Should the heavy point be on the top side of balance the result will be reversed and the watch will gain when the motion is over one and one-fourth turn and will lose when it drops to one turn or less.

The total variation may be either seconds or minutes, depending upon the extent of the poise error and experiments will prove that serious isochronal variations can be traced to the simple cause of lack of poise and irregular motion in more instances than to any other cause.

The arc of one and one-fourth turn is the ideal motion, as slight poise errors are neutralized at this point, but very few watches will maintain this motion for twenty-four hours, therefore the poise must be as nearly perfect as possible. The nearest approach to even motion of modern watches is found in the fine Swiss grades equipped with stop work, which causes only the best part of the mainspring to be utilized.

Such watches also receive the most expert attention as to gearings of wheels and pinions and the train wheels are specially rounded up on their respective staffs. This latter feature has been adopted by at least two of the American manufacturers of fine watches during the past few years with considerable benefit in producing even motion and the use of lighter mainsprings. It should be definitely understood that these tests refer to the vertical positions of the watch only and that the horizontal positions are not affected in the same way by lack of poise.

CHAPTER VIII

RELATIVE PINNING POINTS OF THE HAIRSPRING

29. _Original Springing of Watches._

Theory and practice agree that different models of watches have important relative points of attachment of the spring to collet and stud. In the original springing and adjusting of high grade watches, these points receive careful consideration, and only a very small percentage ever require future alterations.

There are instances, however, where the original allowance of position variation has been considerable, also medium grades where no attention has been directed to pinning points and in which an occasional alteration may be required before a close position rate can be obtained.

30. _How Pinning Point Alterations are Made._

These alterations are generally made by breaking off or letting out a small section of the inner coil at the collet. In making such alterations a quarter of a coil broken away at the collet will have the same effect as will a quarter of a coil broken off at the outer end and will require less weighting of the balance to correct the mean time. It will also avoid breaking and remaking the over coil and the possible necessity of readjustment to temperature. Letting out the spring can be accomplished by unpinning and repinning the spring at collet with less of the coil entered in the pinhole. This is not a positive alteration, however, because very often the segment in the pinhole is as short as it can be with safety.

A more substantial correction is that of reforming the over coil in a manner that will cause the end holding the stud to be shifted further forward.

The method of obtaining this correction is ill.u.s.trated in Fig. 8. The broken line shows the original formation of the over coil with the stud on the line "B". The solid lines show the corrections with the stud shifted to the line A.

[Ill.u.s.tration: Fig. 8]

When the collet is turned to replace the spring in beat, the stud will be in its original location on the line "B."

This will cause the pinning point at collet to be shifted from "A" to "B" and bring it that much nearer to the horizontal line "C."

This alteration has the same effect as that of letting out the spring at the collet or of moving the stud forward on the over coil, with the advantage of eliminating any change in the mean time.

It should be definitely understood that the objective in making the above alterations and as ill.u.s.trated with the aid of the following cuts, is the relation of the pinning point at collet to the pinning point at stud, and that the change in length of the spring has no bearing on the matter whatever as far as the position rate is concerned.

31. _Even Coil Hairsprings Very Incorrect for Some Models._

It is often supposed that hairsprings having exactly even coils are correct for close position and isochronal rating.
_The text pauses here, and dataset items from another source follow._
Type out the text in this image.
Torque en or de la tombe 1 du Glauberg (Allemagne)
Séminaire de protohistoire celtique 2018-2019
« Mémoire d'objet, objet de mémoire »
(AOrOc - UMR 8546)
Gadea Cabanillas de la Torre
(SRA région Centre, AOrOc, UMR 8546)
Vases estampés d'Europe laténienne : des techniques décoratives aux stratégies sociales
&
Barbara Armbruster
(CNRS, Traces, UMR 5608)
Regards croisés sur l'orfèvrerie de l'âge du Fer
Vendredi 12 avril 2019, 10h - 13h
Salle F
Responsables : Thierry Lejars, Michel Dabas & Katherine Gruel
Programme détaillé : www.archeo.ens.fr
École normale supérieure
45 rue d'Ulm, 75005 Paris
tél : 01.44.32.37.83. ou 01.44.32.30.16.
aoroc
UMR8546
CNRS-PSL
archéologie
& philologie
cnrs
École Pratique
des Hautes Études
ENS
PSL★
Such springs do approximate the nearest correct relation in more instances than any other relation. They are precisely correct for very few models, however, and are very incorrect for many models, as will be seen through study of the following cuts showing the various points of attachment and the different results obtainable in each.

32. _How to Find the Correct Collet Pinning Point for Any Watch._

A very simple method of locating the proper point of attachment of the spring to collet is to face the train side of the movement and hold the balance stationary with a small twig, and with the pallet fork just midway between the two bankings.

[Ill.u.s.tration: Fig. 9]

Presume the existence of a vertical line through the center of hairspring and collet as shown at "A B" Fig. 9. Then presume a horizontal line as shown at "C D" on the same cut.

[Ill.u.s.tration: Fig. 10]

The proper pinning point is at the intersection of the collet and horizontal line; the spring may be either over or under even coils, depending entirely upon the location of the stud hole in the balance bridge as demonstrated by Figures 9, 10, 14, 15.

When the spring develops to the right from collet as shown in Fig. 9, for example, the proper point of attachment is on the right side of collet as shown at "E" Fig. 9, and also at "J" Fig. 14.

If it develops to the left as the springs of all fine Swiss watches do, the proper point of attachment is on the left side of collet as shown at "F" Fig. 10.

33. _Results in Vertical Position Rates Due to Changing the Pinning Point._

In either of the above instances the spring will develop upward as it leaves the collet. These points of attachment always produce a fast pendant up rate when compared to the opposite, or pendant down rate, and all high grade watches are originally fitted with springs conforming to this principle.

If these points of attachment were changed to the opposite side of collet so that the spring would develop downward as shown at "G" Fig.

11, and "H" Fig. 12, the results would be reversed and the pendant up rate would be slow in comparison to the pendant down rate.

[Ill.u.s.tration: Fig. 11]

This point of attachment in which the spring develops downward from the collet is generally known as the slow point among adjusters, and when a spring is pinned at either the slow or fast point the pendant right and left positions generally compare quite closely to each other in timing, provided that the poise and other conditions of the watch are correct.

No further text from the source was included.